The accuracy of the evaluation model can be significantly improved by using industrial and mining data, along with vital sign data (e.g., heart rate, blood pressure, body temperature, age), as model inputs, and incorporating environmental data as auxiliary variables. This multi-dimensional data fusion method significantly improves the accuracy of health threat assessment and provides more comprehensive support for the safety management of miners.

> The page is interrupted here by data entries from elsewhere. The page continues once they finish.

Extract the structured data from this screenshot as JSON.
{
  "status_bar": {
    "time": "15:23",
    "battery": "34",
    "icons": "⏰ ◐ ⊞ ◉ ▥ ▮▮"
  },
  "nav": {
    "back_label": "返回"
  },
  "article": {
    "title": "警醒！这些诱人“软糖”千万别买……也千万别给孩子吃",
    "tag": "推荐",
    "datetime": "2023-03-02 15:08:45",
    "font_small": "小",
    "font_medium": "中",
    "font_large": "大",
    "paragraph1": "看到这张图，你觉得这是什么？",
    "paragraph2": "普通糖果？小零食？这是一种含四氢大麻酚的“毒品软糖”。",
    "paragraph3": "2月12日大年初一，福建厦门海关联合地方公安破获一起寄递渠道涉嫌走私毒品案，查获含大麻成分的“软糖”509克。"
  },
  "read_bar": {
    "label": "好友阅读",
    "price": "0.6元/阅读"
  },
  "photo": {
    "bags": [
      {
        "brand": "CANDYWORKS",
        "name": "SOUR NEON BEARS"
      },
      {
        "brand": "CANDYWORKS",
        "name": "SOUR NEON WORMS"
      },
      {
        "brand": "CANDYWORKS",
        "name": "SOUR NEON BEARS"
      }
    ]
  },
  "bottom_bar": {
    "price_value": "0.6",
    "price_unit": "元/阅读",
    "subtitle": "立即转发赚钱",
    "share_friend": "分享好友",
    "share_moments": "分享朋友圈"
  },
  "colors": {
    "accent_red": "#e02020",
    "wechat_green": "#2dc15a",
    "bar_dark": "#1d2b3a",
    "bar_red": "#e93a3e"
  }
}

The model can predict common health issues (e.g., abnormal heart rate, abnormal body temperature, hypertension) and identify abnormal vital signs and environmental factors to detect potential safety risks in advance. For example, if the model detects that a miner’s heart rate and blood pressure are above or below predefined thresholds, combined with data on harmful gas concentrations and temperature in the mining area, it can indicate that the miner may be at risk of health threats due to environmental factors, triggering an early warning alarm.

At the same time, through the equipment positioning module worn by personnel, the position information of the threatened personnel can be obtained and handled in time.

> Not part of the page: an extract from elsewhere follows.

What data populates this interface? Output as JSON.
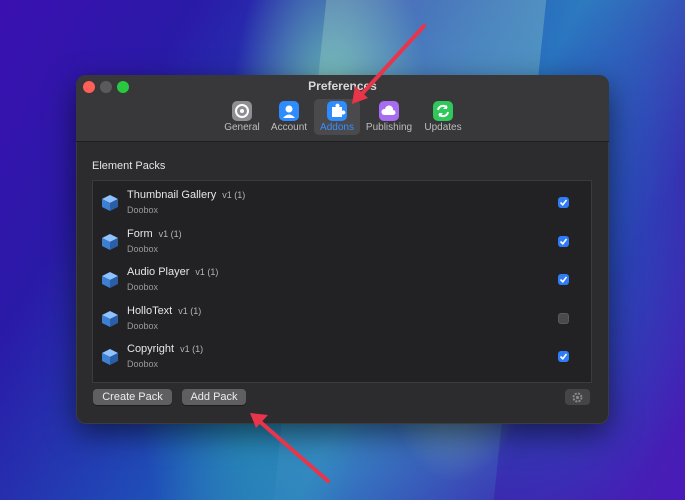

The practical application prospect of this model is broad, especially in high-risk working environments such as mines and construction sites. It is very important to find the health problems of workers in time and take effective intervention. Applying this model to a health monitoring system can provide more personalized and timely health assessment for miners, thus reducing the incidence of occupational diseases and accidents.

The operating environment of a coal mine is complex. There is dust, high temperature, high humidity and other factors, which may affect the accuracy and stability of sensor data. In order to reduce the interference brought by environmental factors, deep learning models may be limited by computing resources, affecting real-time performance. Discussion of optimized computing performance can be added, such as the adoption of lightweight network architectures, edge computing architectures, and optimization strategies based on cloud–edge collaborative computing to ensure that systems can operate efficiently in resource-constrained environments. The acceptance degree of the intelligent evaluation system and the ease of use of the system will directly affect its promotion and application effect. Factors such as user training, interface friendliness and data privacy protection can be considered in the design of human–computer interaction systems to improve workers’ willingness to use and trust the system.

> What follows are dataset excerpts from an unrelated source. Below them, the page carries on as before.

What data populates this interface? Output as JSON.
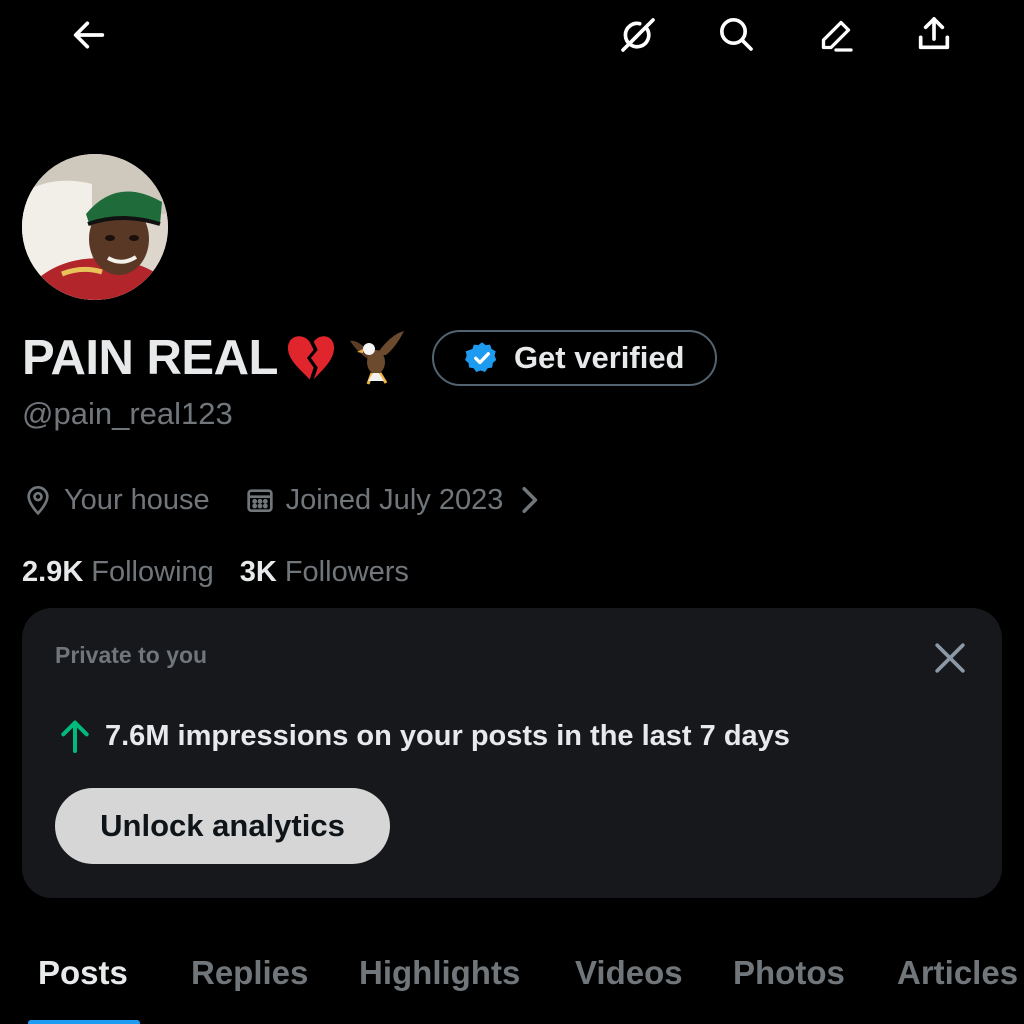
{
  "topbar": {
    "icons": [
      "back-arrow-icon",
      "grok-icon",
      "search-icon",
      "edit-icon",
      "share-icon"
    ]
  },
  "profile": {
    "display_name": "PAIN REAL",
    "name_emojis": [
      "broken-heart-emoji",
      "eagle-emoji"
    ],
    "verify_label": "Get verified",
    "handle": "@pain_real123",
    "location": "Your house",
    "joined": "Joined July 2023",
    "following_count": "2.9K",
    "following_label": "Following",
    "followers_count": "3K",
    "followers_label": "Followers"
  },
  "card": {
    "title": "Private to you",
    "stat_text": "7.6M impressions on your posts in the last 7 days",
    "button_label": "Unlock analytics"
  },
  "tabs": [
    {
      "label": "Posts",
      "active": true
    },
    {
      "label": "Replies",
      "active": false
    },
    {
      "label": "Highlights",
      "active": false
    },
    {
      "label": "Videos",
      "active": false
    },
    {
      "label": "Photos",
      "active": false
    },
    {
      "label": "Articles",
      "active": false
    }
  ],
  "colors": {
    "background": "#000000",
    "primary_text": "#e7e9ea",
    "secondary_text": "#71767b",
    "accent_blue": "#1d9bf0",
    "card_background": "#16181c",
    "up_arrow_green": "#00ba7c",
    "button_background": "#d6d6d6"
  }
}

To sum up, the stacking algorithm model proposed in this paper has important application value in the health threat assessment of miners. Although there are still some challenges, with the continuous optimization of data quality and model algorithm, this model is expected to become an effective tool for future miner safety management and workers’ health monitoring.

6. Conclusions

This paper proposes a threat assessment model for underground miners based on an improved Stacking fusion algorithm. A health threat assessment model for mine operators is developed using a machine learning approach. The random forest and logistic regression models are employed, and model fusion is performed using Stacking to enhance the model’s predictive performance. The final results demonstrate that the Stacking model proposed in this paper outperforms a single model, achieving a prediction accuracy of 90% and an ROC-AUC value of 0.87. This verifies the model’s assessment performance and reliability, enabling pre-operation predictions for miner personnel and allowing for early safety evaluations of operators. Furthermore, the model improves operational efficiency and provides valuable data support for the health monitoring and safety management of miner operators.